Como los primeros cristianos
Seguir y relatar la vida de algunas pocas personas es una empresa posible. Pero la difusión que experimenta la fe cristiana en las décadas sucesivas hasta llenar todas «las ciudades, las islas, los poblados, las villas, las aldeas, el ejército, el palacio, el senado, el foro»[1]… ¿Quién puede contar una historia así? A mediados del siglo II, puede escribir Justino que «no hay raza alguna del hombre, llámense bárbaros o griegos, o con otros nombres cualesquiera entre los que no se ofrezca por el nombre de Jesús crucificado oraciones y acciones de gracias al Padre»[2]. ¿Cómo contar este proceso? Sería necesario relatar la vida de cada una de esa infinidad de personas corrientes que encarnaron la fe en Jesucristo y la difundieron a su alrededor, uno a uno, hasta transmitirla a la generación siguiente, formando una larga cadena que llega hasta nosotros.
Con todo, podemos hacernos una cierta idea de aquella revolución callada gracias a las cartas que recoge el Nuevo Testamento, a los escritos de los Padres de la Iglesia, a las actas de los mártires y a las noticias que dan autores no cristianos de la época.
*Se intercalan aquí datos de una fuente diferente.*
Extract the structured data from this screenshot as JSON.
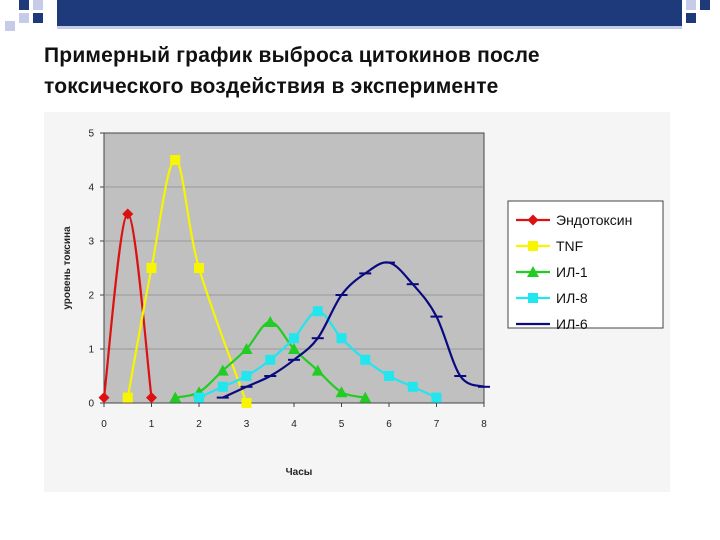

Todo este material nos permite vislumbrar la aventura cotidiana de aquellas primeras comunidades, tan parecidas a las nuestras. En ellas, la fe, la esperanza y la caridad se entremezclan con cobardías, traiciones y desalientos; el heroísmo con la mezquindad, la santidad con el pecado. Son los hilos de esas historias los que utiliza la misericordia de Dios para ir entretejiendo la vida de la Iglesia. «Él toma nuestros triunfos y fracasos y teje hermosos tapices»[3].
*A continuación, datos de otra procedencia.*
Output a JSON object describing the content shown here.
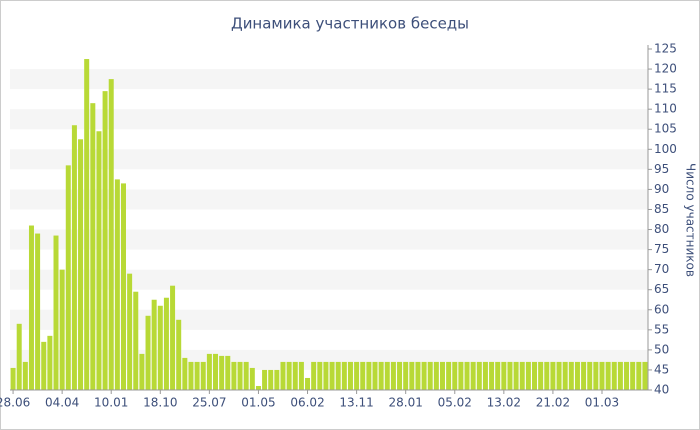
{
  "chart_data": {
    "type": "bar",
    "title": "Динамика участников беседы",
    "y_label": "Число участников",
    "color": "#b8d936",
    "grid": true,
    "stripe_color": "#f5f5f5",
    "categories": [
      "28.06",
      null,
      null,
      null,
      null,
      null,
      null,
      null,
      "04.04",
      null,
      null,
      null,
      null,
      null,
      null,
      null,
      "10.01",
      null,
      null,
      null,
      null,
      null,
      null,
      null,
      "18.10",
      null,
      null,
      null,
      null,
      null,
      null,
      null,
      "25.07",
      null,
      null,
      null,
      null,
      null,
      null,
      null,
      "01.05",
      null,
      null,
      null,
      null,
      null,
      null,
      null,
      "06.02",
      null,
      null,
      null,
      null,
      null,
      null,
      null,
      "13.11",
      null,
      null,
      null,
      null,
      null,
      null,
      null,
      "28.01",
      null,
      null,
      null,
      null,
      null,
      null,
      null,
      "05.02",
      null,
      null,
      null,
      null,
      null,
      null,
      null,
      "13.02",
      null,
      null,
      null,
      null,
      null,
      null,
      null,
      "21.02",
      null,
      null,
      null,
      null,
      null,
      null,
      null,
      "01.03",
      null,
      null,
      null,
      null,
      null,
      null,
      null
    ],
    "values": [
      45.5,
      56.5,
      47,
      81,
      79,
      52,
      53.5,
      78.5,
      70,
      96,
      106,
      102.5,
      122.5,
      111.5,
      104.5,
      114.5,
      117.5,
      92.5,
      91.5,
      69,
      64.5,
      49,
      58.5,
      62.5,
      61,
      63,
      66,
      57.5,
      48,
      47,
      47,
      47,
      49,
      49,
      48.5,
      48.5,
      47,
      47,
      47,
      45.5,
      41,
      45,
      45,
      45,
      47,
      47,
      47,
      47,
      43,
      47,
      47,
      47,
      47,
      47,
      47,
      47,
      47,
      47,
      47,
      47,
      47,
      47,
      47,
      47,
      47,
      47,
      47,
      47,
      47,
      47,
      47,
      47,
      47,
      47,
      47,
      47,
      47,
      47,
      47,
      47,
      47,
      47,
      47,
      47,
      47,
      47,
      47,
      47,
      47,
      47,
      47,
      47,
      47,
      47,
      47,
      47,
      47,
      47,
      47,
      47,
      47,
      47,
      47,
      47
    ],
    "ylim": [
      40,
      126
    ],
    "yticks": [
      40,
      45,
      50,
      55,
      60,
      65,
      70,
      75,
      80,
      85,
      90,
      95,
      100,
      105,
      110,
      115,
      120,
      125
    ]
  }
}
Solo Dios puede llevar las cuentas de esta historia porque él «conoce lo que hay dentro de cada uno» (Jn 2,25). Podemos dirigirle las palabras del salmista: «Tú has creado mis entrañas, me has tejido en el seno materno (…). Cuando, en lo oculto, me iba formando, y entretejiendo en lo profundo de la tierra, tus ojos veían mi ser aún informe, todos mis días estaban escritos en tu libro» (Sal 139,13-16). Cuando estemos en su presencia y podamos finalmente leer ese gran libro de la historia que Dios va escribiendo, nos maravillaremos ante la vida de tantas personas santas que han dejado obrar al Espíritu Santo en sus vidas. Para dar cauce a ese afán de llevar la alegría del Evangelio a todos, decía san Josemaría en una ocasión: «Yo no tengo otra receta para ser eficaz que la que tenían los primeros cristianos (…). En la vida espiritual tenemos los mismos medios. No hay posibilidad de adelantar. La misma receta: ¡santidad personal!»[4].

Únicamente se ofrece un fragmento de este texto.